Mayo Clinic's earned earnings remained relatively flat last year even after making more than $724 million in capital project investments and contributing more than $339 million to its employee pension plan.
In all, Mayo's operating income totaled $706 million on $12.6 billion in revenue in fiscal 2018. That's down about a tenth of a percent from its income of $707 million on $12 billion in revenue in 2017. Officials blamed the decrease on the change in investment markets.
Mayo credited revenue increases to strong inpatient volumes, including from growth in the number of transplants, surgery inpatients and hospital admissions. They also pointed to revenue from diversified sources such as Mayo Clinic Laboratories and commercialization activity through Mayo Clinic Ventures. Net income was $554 million, down from $1.4 billion in 2017—credited to changes in the investment market from 2017 to 2018, officials said.
The nonprofit health system reported $78 million in charity care in 2018, up 8.3% from $72 million in 2017. In all, it reported providing $589 million in care to people in need if it counts $511 million in unpaid portions of Medicaid and similar programs.
The results came amid a massive switch of Mayo's electronic health record to a single EHR system using the Epic system, the largest such project in Mayo's history. It also expanded its Mayo Clinic Care Network, an affiliation of 40 health systems that collaborate on clinical care with Mayo.

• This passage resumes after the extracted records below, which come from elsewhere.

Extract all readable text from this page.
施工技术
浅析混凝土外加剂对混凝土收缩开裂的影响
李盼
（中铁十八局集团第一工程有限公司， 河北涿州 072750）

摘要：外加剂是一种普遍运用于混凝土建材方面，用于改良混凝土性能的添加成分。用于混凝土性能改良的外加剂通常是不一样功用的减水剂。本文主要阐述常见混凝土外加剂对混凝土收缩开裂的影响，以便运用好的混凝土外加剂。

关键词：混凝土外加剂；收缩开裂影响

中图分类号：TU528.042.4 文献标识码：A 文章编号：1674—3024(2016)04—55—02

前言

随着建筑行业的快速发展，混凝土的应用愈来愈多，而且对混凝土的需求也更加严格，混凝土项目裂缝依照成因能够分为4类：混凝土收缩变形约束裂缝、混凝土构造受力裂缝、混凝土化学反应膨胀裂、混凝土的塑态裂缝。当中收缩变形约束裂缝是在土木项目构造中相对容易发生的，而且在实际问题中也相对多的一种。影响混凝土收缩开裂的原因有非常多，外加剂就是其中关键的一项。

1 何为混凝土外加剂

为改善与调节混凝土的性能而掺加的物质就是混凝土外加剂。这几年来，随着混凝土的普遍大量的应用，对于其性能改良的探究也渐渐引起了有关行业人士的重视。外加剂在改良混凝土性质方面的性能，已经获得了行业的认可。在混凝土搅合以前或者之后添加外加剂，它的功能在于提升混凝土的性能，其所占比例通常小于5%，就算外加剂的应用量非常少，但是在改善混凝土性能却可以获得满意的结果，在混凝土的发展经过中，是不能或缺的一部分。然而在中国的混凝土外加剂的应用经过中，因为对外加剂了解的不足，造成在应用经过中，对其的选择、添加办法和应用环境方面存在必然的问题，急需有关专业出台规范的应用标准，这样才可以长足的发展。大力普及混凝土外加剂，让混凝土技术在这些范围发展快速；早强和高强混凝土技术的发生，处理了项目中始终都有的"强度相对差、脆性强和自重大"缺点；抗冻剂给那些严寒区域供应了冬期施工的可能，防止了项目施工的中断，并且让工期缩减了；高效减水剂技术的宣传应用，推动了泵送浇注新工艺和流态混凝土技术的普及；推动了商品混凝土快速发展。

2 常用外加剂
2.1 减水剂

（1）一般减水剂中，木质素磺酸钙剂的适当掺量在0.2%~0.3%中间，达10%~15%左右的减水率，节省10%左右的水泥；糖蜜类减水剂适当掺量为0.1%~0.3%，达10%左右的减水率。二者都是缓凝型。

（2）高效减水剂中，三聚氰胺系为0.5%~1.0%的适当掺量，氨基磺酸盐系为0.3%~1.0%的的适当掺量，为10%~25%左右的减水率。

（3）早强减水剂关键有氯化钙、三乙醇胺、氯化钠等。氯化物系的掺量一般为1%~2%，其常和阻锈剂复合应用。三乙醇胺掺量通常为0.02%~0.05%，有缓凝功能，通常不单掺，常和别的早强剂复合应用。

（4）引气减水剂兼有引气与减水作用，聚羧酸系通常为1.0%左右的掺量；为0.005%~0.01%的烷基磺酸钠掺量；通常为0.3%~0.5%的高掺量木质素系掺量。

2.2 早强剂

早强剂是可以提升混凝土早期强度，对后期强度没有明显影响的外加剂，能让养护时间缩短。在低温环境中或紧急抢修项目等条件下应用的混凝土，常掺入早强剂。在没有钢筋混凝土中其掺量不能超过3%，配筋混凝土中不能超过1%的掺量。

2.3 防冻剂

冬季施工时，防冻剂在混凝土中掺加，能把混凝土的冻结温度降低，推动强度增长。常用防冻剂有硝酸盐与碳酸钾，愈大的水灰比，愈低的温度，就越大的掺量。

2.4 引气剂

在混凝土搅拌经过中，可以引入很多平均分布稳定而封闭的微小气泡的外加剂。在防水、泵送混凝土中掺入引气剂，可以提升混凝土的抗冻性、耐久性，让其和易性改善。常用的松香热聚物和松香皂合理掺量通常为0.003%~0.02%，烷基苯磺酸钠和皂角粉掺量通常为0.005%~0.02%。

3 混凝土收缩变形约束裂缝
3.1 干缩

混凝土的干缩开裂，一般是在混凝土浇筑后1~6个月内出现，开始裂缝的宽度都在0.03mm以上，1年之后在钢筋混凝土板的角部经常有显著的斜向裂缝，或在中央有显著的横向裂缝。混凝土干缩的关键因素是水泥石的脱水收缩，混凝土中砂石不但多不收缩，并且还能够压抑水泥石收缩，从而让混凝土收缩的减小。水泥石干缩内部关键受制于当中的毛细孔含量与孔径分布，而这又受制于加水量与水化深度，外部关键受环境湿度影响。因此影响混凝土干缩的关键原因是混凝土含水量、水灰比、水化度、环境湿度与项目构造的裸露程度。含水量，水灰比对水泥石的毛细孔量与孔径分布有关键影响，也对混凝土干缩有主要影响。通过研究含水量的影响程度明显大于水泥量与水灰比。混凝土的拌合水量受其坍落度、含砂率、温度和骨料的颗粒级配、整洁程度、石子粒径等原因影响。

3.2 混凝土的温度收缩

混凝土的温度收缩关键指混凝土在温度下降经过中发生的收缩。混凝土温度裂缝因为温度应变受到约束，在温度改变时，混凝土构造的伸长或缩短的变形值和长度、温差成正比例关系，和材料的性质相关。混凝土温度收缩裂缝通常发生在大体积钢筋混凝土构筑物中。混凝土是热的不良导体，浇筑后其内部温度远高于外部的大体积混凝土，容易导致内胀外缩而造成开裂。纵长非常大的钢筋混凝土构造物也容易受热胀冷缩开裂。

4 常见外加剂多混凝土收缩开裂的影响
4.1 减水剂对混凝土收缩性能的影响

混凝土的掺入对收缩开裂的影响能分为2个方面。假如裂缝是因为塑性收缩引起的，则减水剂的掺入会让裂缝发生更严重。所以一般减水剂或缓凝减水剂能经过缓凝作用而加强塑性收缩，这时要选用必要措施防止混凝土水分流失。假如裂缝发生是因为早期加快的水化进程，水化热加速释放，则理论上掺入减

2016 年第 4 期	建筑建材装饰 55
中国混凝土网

In all, 1.2 million patients sought care at Mayo's campuses in Minnesota, Arizona, and Florida as well as other health system access points.
The health system also reported:
- $1.1 billion went toward Mayo's research and education funding in 2018, up 8.1% over 2017. That included $560 million from external sources including government, foundations and industry grants.

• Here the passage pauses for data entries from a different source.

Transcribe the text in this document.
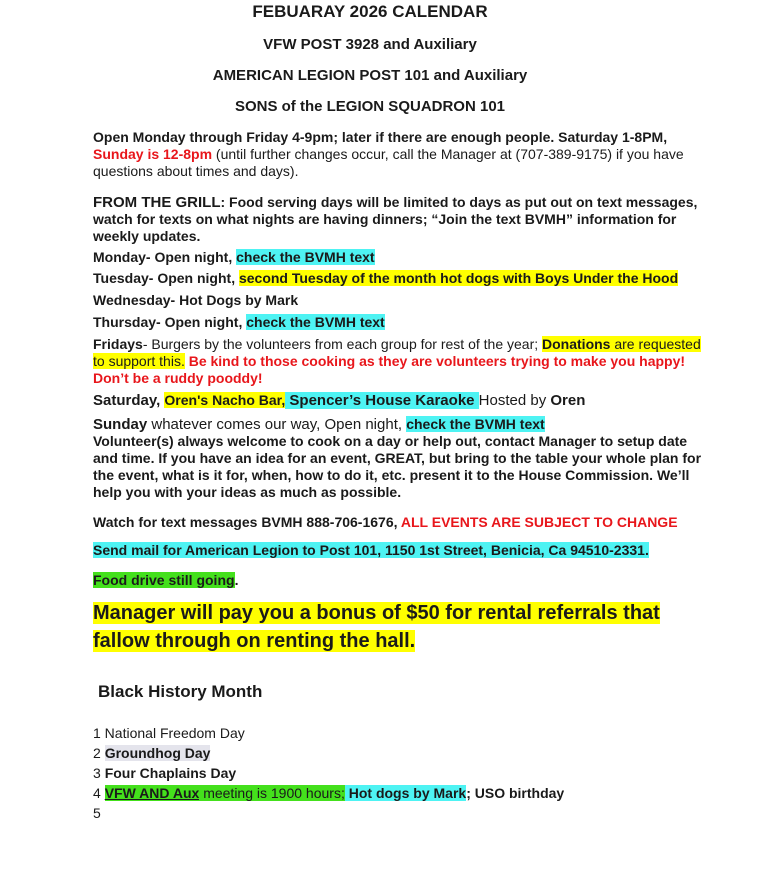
FEBUARAY 2026 CALENDAR
VFW POST 3928 and Auxiliary
AMERICAN LEGION POST 101 and Auxiliary
SONS of the LEGION SQUADRON 101
Open Monday through Friday 4-9pm; later if there are enough people. Saturday 1-8PM, Sunday is 12-8pm (until further changes occur, call the Manager at (707-389-9175) if you have questions about times and days).
FROM THE GRILL: Food serving days will be limited to days as put out on text messages, watch for texts on what nights are having dinners; “Join the text BVMH” information for weekly updates.
Monday- Open night, check the BVMH text
Tuesday- Open night, second Tuesday of the month hot dogs with Boys Under the Hood
Wednesday- Hot Dogs by Mark
Thursday- Open night, check the BVMH text
Fridays- Burgers by the volunteers from each group for rest of the year; Donations are requested to support this. Be kind to those cooking as they are volunteers trying to make you happy! Don’t be a ruddy pooddy!
Saturday, Oren's Nacho Bar, Spencer’s House Karaoke Hosted by Oren
Sunday whatever comes our way, Open night, check the BVMH text
Volunteer(s) always welcome to cook on a day or help out, contact Manager to setup date and time. If you have an idea for an event, GREAT, but bring to the table your whole plan for the event, what is it for, when, how to do it, etc. present it to the House Commission. We’ll help you with your ideas as much as possible.
Watch for text messages BVMH 888-706-1676, ALL EVENTS ARE SUBJECT TO CHANGE
Send mail for American Legion to Post 101, 1150 1st Street, Benicia, Ca 94510-2331.
Food drive still going.
Manager will pay you a bonus of $50 for rental referrals that fallow through on renting the hall.
Black History Month
1 National Freedom Day
2 Groundhog Day
3 Four Chaplains Day
4 VFW AND Aux meeting is 1900 hours; Hot dogs by Mark; USO birthday
5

- It invested toward more than $1 billion in capital projects including a $648 million expansion of its Phoenix campus, a $190 million expansion of its Gonda Building in Rochester, a new $144 million parking garage in Florida and $86 million toward various campus expansions elsewhere. They also spent $365 million maintaining and replacing existing equipment and technology.
- Mayo accrued nearly $30 million in income taxes and paid more than $95 million in MinnesotaCare taxes and almost $13 million in sales and use taxes and $28 million in property taxes.
Fundraisers raised $504 million in contributions to support Mayo programs, an uptick of nearly 19% over the prior year, including a $200 million gift from Jay Alix, a Mayo Trustee and patient for whom the Mayo Clinic Alix School of Medicine is now named.